Sequence composition diversity in Alaskan glacier and other metagenomes

Department of Biology, Center for Computational and Integrative Biology, Rutgers University, Camden, NJ, USA
Department of Environmental Science, Alaska Pacific University, Anchorage, AK, USA
Waksman Genomics Core Facility, Rutgers University, Piscataway, NJ, USA
DOI
10.7287/peerj.preprints.734v1
Subject Areas
Bioinformatics, Computational Biology, Environmental Sciences, Genomics, Microbiology
Keywords
Sequence composition, composition diversity, metagenomics
Copyright
© 2014 Choudhari et al.
Licence
This is an open access article distributed under the terms of the Creative Commons Attribution License, which permits unrestricted use, distribution, reproduction and adaptation in any medium and for any purpose provided that it is properly attributed.

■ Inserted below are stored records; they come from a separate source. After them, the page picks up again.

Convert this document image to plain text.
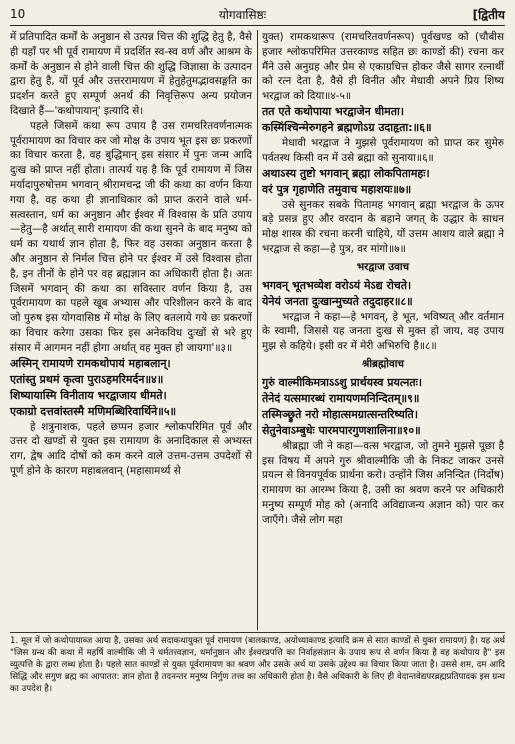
10	योगवासिष्ठः	[द्वितीय

में प्रतिपादित कर्मों के अनुष्ठान से उत्पन्न चित्त की शुद्धि हेतु है, वैसे ही यहाँ पर भी पूर्व रामायण में प्रदर्शित स्व-स्व वर्ण और आश्रम के कर्मों के अनुष्ठान से होने वाली चित्त की शुद्धि जिज्ञासा के उत्पादन द्वारा हेतु है, यों पूर्व और उत्तररामायण में हेतुहेतुमद्भावसङ्गति का प्रदर्शन करते हुए सम्पूर्ण अनर्थ की निवृत्तिरूप अन्य प्रयोजन दिखाते हैं—'कथोपायान्' इत्यादि से।

पहले जिसमें कथा रूप उपाय है उस रामचरितवर्णनात्मक पूर्वरामायण का विचार कर जो मोक्ष के उपाय भूत इस छः प्रकरणों का विचार करता है, वह बुद्धिमान् इस संसार में पुनः जन्म आदि दुःख को प्राप्त नहीं होता। तात्पर्य यह है कि पूर्व रामायण में जिस मर्यादापुरुषोत्तम भगवान् श्रीरामचन्द्र जी की कथा का वर्णन किया गया है, वह कथा ही ज्ञानाधिकार को प्राप्त कराने वाले धर्म-सत्वस्तान, धर्म का अनुष्ठान और ईश्वर में विश्वास के प्रति उपाय—हेतु—है अर्थात् सारी रामायण की कथा सुनने के बाद मनुष्य को धर्म का यथार्थ ज्ञान होता है, फिर वह उसका अनुष्ठान करता है और अनुष्ठान से निर्मल चित्त होने पर ईश्वर में उसे विश्वास होता है, इन तीनों के होने पर वह ब्रह्मज्ञान का अधिकारी होता है। अतः जिसमें भगवान् की कथा का सविस्तार वर्णन किया है, उस पूर्वरामायण का पहले खूब अभ्यास और परिशीलन करने के बाद जो पुरुष इस योगवासिष्ठ में मोक्ष के लिए बतलाये गये छः प्रकरणों का विचार करेगा उसका फिर इस अनेकविध दुःखों से भरे हुए संसार में आगमन नहीं होगा अर्थात् वह मुक्त हो जायगा'॥३॥

अस्मिन् रामायणे रामकथोपायं महाबलान्।
एतांस्तु प्रथमं कृत्वा पुराऽहमरिमर्दन॥४॥
शिष्यायास्मि विनीताय भरद्वाजाय धीमते।
एकाग्रो दत्तवांस्तस्मै मणिमब्धिरिवार्थिने॥५॥

हे शत्रुनाशक, पहले छप्पन हजार श्लोकपरिमित पूर्व और उत्तर दो खण्डों से युक्त इस रामायण के अनादिकाल से अभ्यस्त राग, द्वेष आदि दोषों को कम करने वाले उत्तम-उत्तम उपदेशों से पूर्ण होने के कारण महाबलवान् (महासामर्थ्य से

युक्त) रामकथारूप (रामचरितवर्णनरूप) पूर्वखण्ड को (चौबीस हजार श्लोकपरिमित उत्तरकाण्ड सहित छः काण्डों की) रचना कर मैंने उसे अनुग्रह और प्रेम से एकाग्रचित्त होकर जैसे सागर रत्नार्थी को रत्न देता है, वैसे ही विनीत और मेधावी अपने प्रिय शिष्य भरद्वाज को दिया॥४-५॥

तत एते कथोपाया भरद्वाजेन धीमता।
कस्मिंश्चिन्मेरुगहने ब्रह्मणोऽग्र उदाहृता:॥६॥

मेधावी भरद्वाज ने मुझसे पूर्वरामायण को प्राप्त कर सुमेरु पर्वतस्थ किसी वन में उसे ब्रह्मा को सुनाया॥६॥

अथाऽस्य तुष्टो भगवान् ब्रह्मा लोकपितामहः।
वरं पुत्र गृहाणेति तमुवाच महाशयः॥७॥

उसे सुनकर सबके पितामह भगवान् ब्रह्मा भरद्वाज के ऊपर बड़े प्रसन्न हुए और वरदान के बहाने जगत् के उद्धार के साधन मोक्ष शास्त्र की रचना करनी चाहिये, यों उत्तम आशय वाले ब्रह्मा ने भरद्वाज से कहा—हे पुत्र, वर मांगो॥७॥

भरद्वाज उवाच

भगवन् भूतभव्येश वरोऽयं मेऽद्य रोचते।
येनेयं जनता दुःखान्मुच्यते तदुदाहर॥८॥

भरद्वाज ने कहा—हे भगवन्, हे भूत, भविष्यत् और वर्तमान के स्वामी, जिससे यह जनता दुःख से मुक्त हो जाय, वह उपाय मुझ से कहिये। इसी वर में मेरी अभिरुचि है॥८॥

श्रीब्रह्मोवाच

गुरुं वाल्मीकिमत्राऽऽशु प्रार्थयस्व प्रयत्नतः।
तेनेदं यत्समारब्धं रामायणमनिन्दितम्॥९॥
तस्मिञ्छ्रुते नरो मोहात्समग्रात्सन्तरिष्यति।
सेतुनेवाऽम्बुधेः पारमपारगुणशालिना॥१०॥

श्रीब्रह्मा जी ने कहा—वत्स भरद्वाज, जो तुमने मुझसे पूछा है इस विषय में अपने गुरु श्रीवाल्मीकि जी के निकट जाकर उनसे प्रयत्न से विनयपूर्वक प्रार्थना करो। उन्होंने जिस अनिन्दित (निर्दोष) रामायण का आरम्भ किया है, उसी का श्रवण करने पर अधिकारी मनुष्य सम्पूर्ण मोह को (अनादि अविद्याजन्य अज्ञान को) पार कर जाएँगे। जैसे लोग महा

1. मूल में जो कथोपायाब्ज आया है, उसका अर्थ सदाकथायुक्त पूर्व रामायण (बालकाण्ड, अयोध्याकाण्ड इत्यादि क्रम से सात काण्डों से युक्त रामायण) है। यह अर्थ "जिस ग्रन्थ की कथा में महर्षि वाल्मीकि जी ने धर्मतत्त्वज्ञान, धर्मानुष्ठान और ईश्वरप्रपत्ति का निर्वाहसंज्ञान के उपाय रूप से वर्णन किया है वह कथोपाय है" इस व्युत्पत्ति के द्वारा लब्ध होता है। पहले सात काण्डों से युक्त पूर्वरामायण का श्रवण और उसके अर्थ या उसके उद्देश्य का विचार किया जाता है। उससे शम, दम आदि सिद्धि और सगुण ब्रह्म का आपातत: ज्ञान होता है तदनन्तर मनुष्य निर्गुण तत्त्व का अधिकारी होता है। वैसे अधिकारी के लिए ही वेदान्तवेद्यपरब्रह्मप्रतिपादक इस ग्रन्थ का उपदेश है।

For attribution, the original author(s), title, publication source (PeerJ PrePrints) and either DOI or URL of the article must be cited.
Cite this article
Choudhari S, Dial RJ, Kumar D, Shain DH, Grigoriev A. 2014. Sequence composition diversity in Alaskan glacier and other metagenomes. PeerJ PrePrints 2:e734v1

Abstract

Metagenomics by next generation sequencing has become an important tool for interrogating complex microbial communities. In this study we analyzed several pairs of metagenomic samples obtained by different methods and observed biases, resulting in different nucleotide composition of the sequenced reads. The pairwise sample comparison was based on the principal component analysis of dinucleotide word frequencies in sequences obtained from different platforms. We found bias in the sequences obtained from the different platforms for the amplified hypervariable regions in 16S rRNA but not in shotgun metagenome reads aligned to such hypervariable regions. The differences and consistency of the distributions of the nucleotides suggest that the biases are likely due to a combination of biases introduced by PCR and different sequencing protocols, and they are related to the GC content of the reads produced. For this reason, caution should be exercised when interpreting the results of comparative metagenomics studies, as they may vary depending on the sequencing technology.

Author Comment

This is version 1 of a submission to PeerJ for review.